FASB Approves Accounting Updates to Presentation and Disclosures by Not-for-Profit Entities for Contributed Nonfinancial Assets
The Financial Accounting Standards Board (FASB) today issued an Accounting Standards Update (ASU) intended to improve transparency in the reporting of contributed nonfinancial assets, also known as gifts-in-kind, for not-for-profit organizations.
Examples of contributed nonfinancial assets include fixed assets such as land, buildings, and equipment; the use of fixed assets or utilities; materials and supplies, such as food, clothing, or pharmaceuticals; intangible assets; and recognized contributed services.
“The ASU responds to feedback from not-for-profit stakeholders who identified gifts-in-kind as an area where the reporting could be improved,” stated FASB Member Susan Cosper. “It addresses their concerns by requiring more prominent presentation of contributed nonfinancial assets and enhanced disclosures about the valuation of those contributions and their use in programs and other activities, including any donor-imposed restrictions on such use.”

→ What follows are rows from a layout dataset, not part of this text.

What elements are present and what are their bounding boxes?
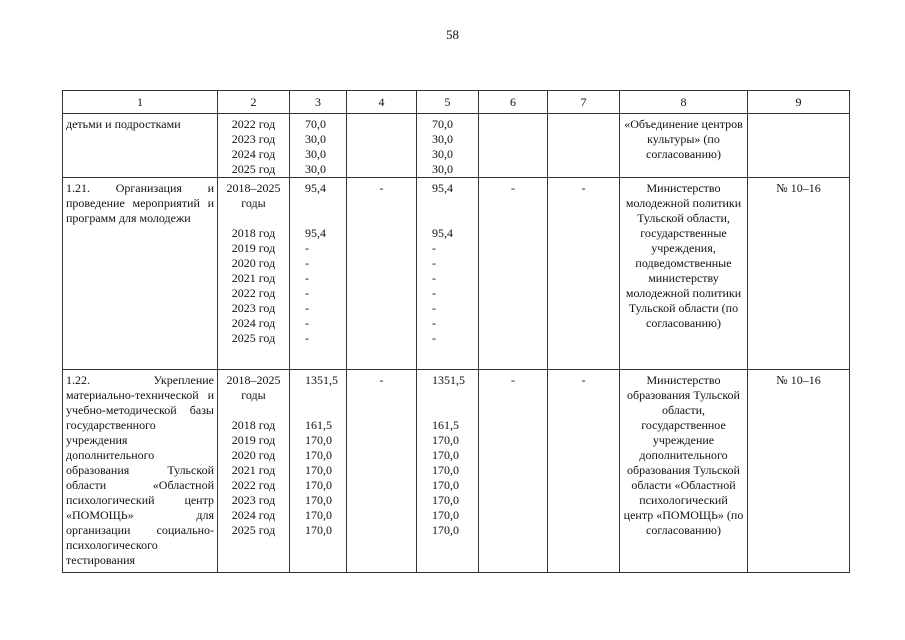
- table-row: [63, 370, 850, 573]
- total-value: 170,0: [305, 493, 332, 507]
- col6-cell: [479, 114, 548, 178]
- description-cell: 1.22. Укрепление материально-технической и учебно-методической базы государственного учреждения дополнительного образования Тульской области «Областной психологический центр «ПОМОЩЬ» для организации социально-психологического тестирования: [63, 370, 218, 573]
- period-col5: 1351,5: [432, 373, 465, 387]
- col5-value: 30,0: [432, 132, 453, 146]
- col5-value: -: [432, 316, 436, 330]
- total-value: 170,0: [305, 433, 332, 447]
- col5-value: -: [432, 271, 436, 285]
- year-label: 2022 год: [231, 286, 276, 300]
- total-value: 161,5: [305, 418, 332, 432]
- year-label: 2023 год: [231, 301, 276, 315]
- col4-cell: [347, 114, 417, 178]
- year-label: 2024 год: [231, 147, 276, 161]
- total-value: -: [305, 241, 309, 255]
- col5-value: 161,5: [432, 418, 459, 432]
- period-label: 2018–2025 годы: [226, 373, 281, 402]
- year-label: 2020 год: [231, 448, 276, 462]
- year-label: 2022 год: [231, 117, 276, 131]
- year-label: 2018 год: [231, 418, 276, 432]
- header-cell: 9: [748, 91, 850, 114]
- header-cell: 8: [620, 91, 748, 114]
- total-value: -: [305, 286, 309, 300]
- total-value: 70,0: [305, 117, 326, 131]
- total-value: 30,0: [305, 132, 326, 146]
- ref-cell: № 10–16: [748, 370, 850, 573]
- total-value: -: [305, 256, 309, 270]
- total-cell: [290, 178, 347, 370]
- total-cell: [290, 114, 347, 178]
- year-label: 2025 год: [231, 331, 276, 345]
- year-label: 2025 год: [231, 523, 276, 537]
- total-value: 170,0: [305, 478, 332, 492]
- header-cell: 2: [218, 91, 290, 114]
- year-label: 2023 год: [231, 493, 276, 507]
- col7-cell: [548, 114, 620, 178]
- description-cell: детьми и подростками: [63, 114, 218, 178]
- year-label: 2023 год: [231, 132, 276, 146]
- col5-cell: [417, 370, 479, 573]
- col5-value: 170,0: [432, 463, 459, 477]
- col5-value: 95,4: [432, 226, 453, 240]
- page-number: 58: [446, 27, 459, 42]
- col5-value: -: [432, 286, 436, 300]
- col4-cell: -: [347, 370, 417, 573]
- col5-value: -: [432, 301, 436, 315]
- total-value: -: [305, 301, 309, 315]
- header-cell: 4: [347, 91, 417, 114]
- period-col5: 95,4: [432, 181, 453, 195]
- col5-value: 170,0: [432, 448, 459, 462]
- total-value: 30,0: [305, 162, 326, 176]
- col6-cell: -: [479, 370, 548, 573]
- table-header-row: [63, 91, 850, 114]
- table-row: [63, 178, 850, 370]
- period-label: 2018–2025 годы: [226, 181, 281, 210]
- total-value: -: [305, 271, 309, 285]
- col5-value: 170,0: [432, 508, 459, 522]
- col7-cell: -: [548, 370, 620, 573]
- ref-cell: № 10–16: [748, 178, 850, 370]
- year-label: 2024 год: [231, 316, 276, 330]
- header-cell: 6: [479, 91, 548, 114]
- executor-cell: «Объединение центров культуры» (по согласованию): [620, 114, 748, 178]
- header-cell: 5: [417, 91, 479, 114]
- col5-value: -: [432, 331, 436, 345]
- col5-value: 30,0: [432, 147, 453, 161]
- total-value: 170,0: [305, 523, 332, 537]
- years-cell: [218, 370, 290, 573]
- header-cell: 3: [290, 91, 347, 114]
- total-cell: [290, 370, 347, 573]
- col6-cell: -: [479, 178, 548, 370]
- total-value: 170,0: [305, 463, 332, 477]
- year-label: 2025 год: [231, 162, 276, 176]
- col5-value: -: [432, 241, 436, 255]
- col5-value: 170,0: [432, 493, 459, 507]
- period-total: 1351,5: [305, 373, 338, 387]
- executor-cell: Министерство молодежной политики Тульской области, государственные учреждения, подведомственные министерству молодежной политики Тульской области (по согласованию): [620, 178, 748, 370]
- year-label: 2021 год: [231, 463, 276, 477]
- total-value: 30,0: [305, 147, 326, 161]
- table-row: [63, 114, 850, 178]
- col5-value: -: [432, 256, 436, 270]
- col5-value: 170,0: [432, 523, 459, 537]
- header-cell: 1: [63, 91, 218, 114]
- col5-value: 170,0: [432, 433, 459, 447]
- period-total: 95,4: [305, 181, 326, 195]
- col5-cell: [417, 178, 479, 370]
- total-value: -: [305, 331, 309, 345]
- col4-cell: -: [347, 178, 417, 370]
- year-label: 2024 год: [231, 508, 276, 522]
- col5-cell: [417, 114, 479, 178]
- col5-value: 30,0: [432, 162, 453, 176]
- description-cell: 1.21. Организация и проведение мероприятий и программ для молодежи: [63, 178, 218, 370]
- executor-cell: Министерство образования Тульской области, государственное учреждение дополнительного образования Тульской области «Областной психологический центр «ПОМОЩЬ» (по согласованию): [620, 370, 748, 573]
- year-label: 2019 год: [231, 241, 276, 255]
- ref-cell: [748, 114, 850, 178]
- header-cell: 7: [548, 91, 620, 114]
- year-label: 2018 год: [231, 226, 276, 240]
- col5-value: 170,0: [432, 478, 459, 492]
- year-label: 2020 год: [231, 256, 276, 270]
- total-value: 95,4: [305, 226, 326, 240]
- year-label: 2022 год: [231, 478, 276, 492]
- total-value: 170,0: [305, 508, 332, 522]
- program-table: [62, 90, 850, 573]
- years-cell: [218, 114, 290, 178]
- year-label: 2019 год: [231, 433, 276, 447]
- total-value: 170,0: [305, 448, 332, 462]
- years-cell: [218, 178, 290, 370]
- year-label: 2021 год: [231, 271, 276, 285]
- col5-value: 70,0: [432, 117, 453, 131]
- total-value: -: [305, 316, 309, 330]
- col7-cell: -: [548, 178, 620, 370]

The ASU requires a not-for-profit organization to present contributed nonfinancial assets as a separate line item in the statement of activities, apart from contributions of cash or other financial assets.
It also requires a not-for-profit to disclose:
- Contributed nonfinancial assets recognized within the statement of activities disaggregated by category that depicts the type of contributed nonfinancial assets, and
- For each category of contributed nonfinancial assets recognized (as identified in (a)):
- Qualitative information about whether the contributed nonfinancial assets were either monetized or utilized during the reporting period. If utilized, a description of the programs or other activities in which those assets were used.
- The not-for-profit’s policy (if any) about monetizing rather than utilizing contributed nonfinancial assets.
- A description of any donor-imposed restrictions associated with the contributed nonfinancial assets.
- The valuation techniques and inputs used to arrive at a fair value measure, in accordance with the requirements in Topic 820, Fair Value Measurement, at initial recognition.
- The principal market (or most advantageous market) used to arrive at a fair value measure if it is a market in which the recipient NFP is prohibited by a donor-imposed restriction from selling or using the contributed nonfinancial assets.
The amendments in this ASU should be applied on a retrospective basis and are effective for annual reporting periods beginning after June 15, 2021, and interim periods with annual reporting periods beginning after June 15, 2022. Early adoption is permitted.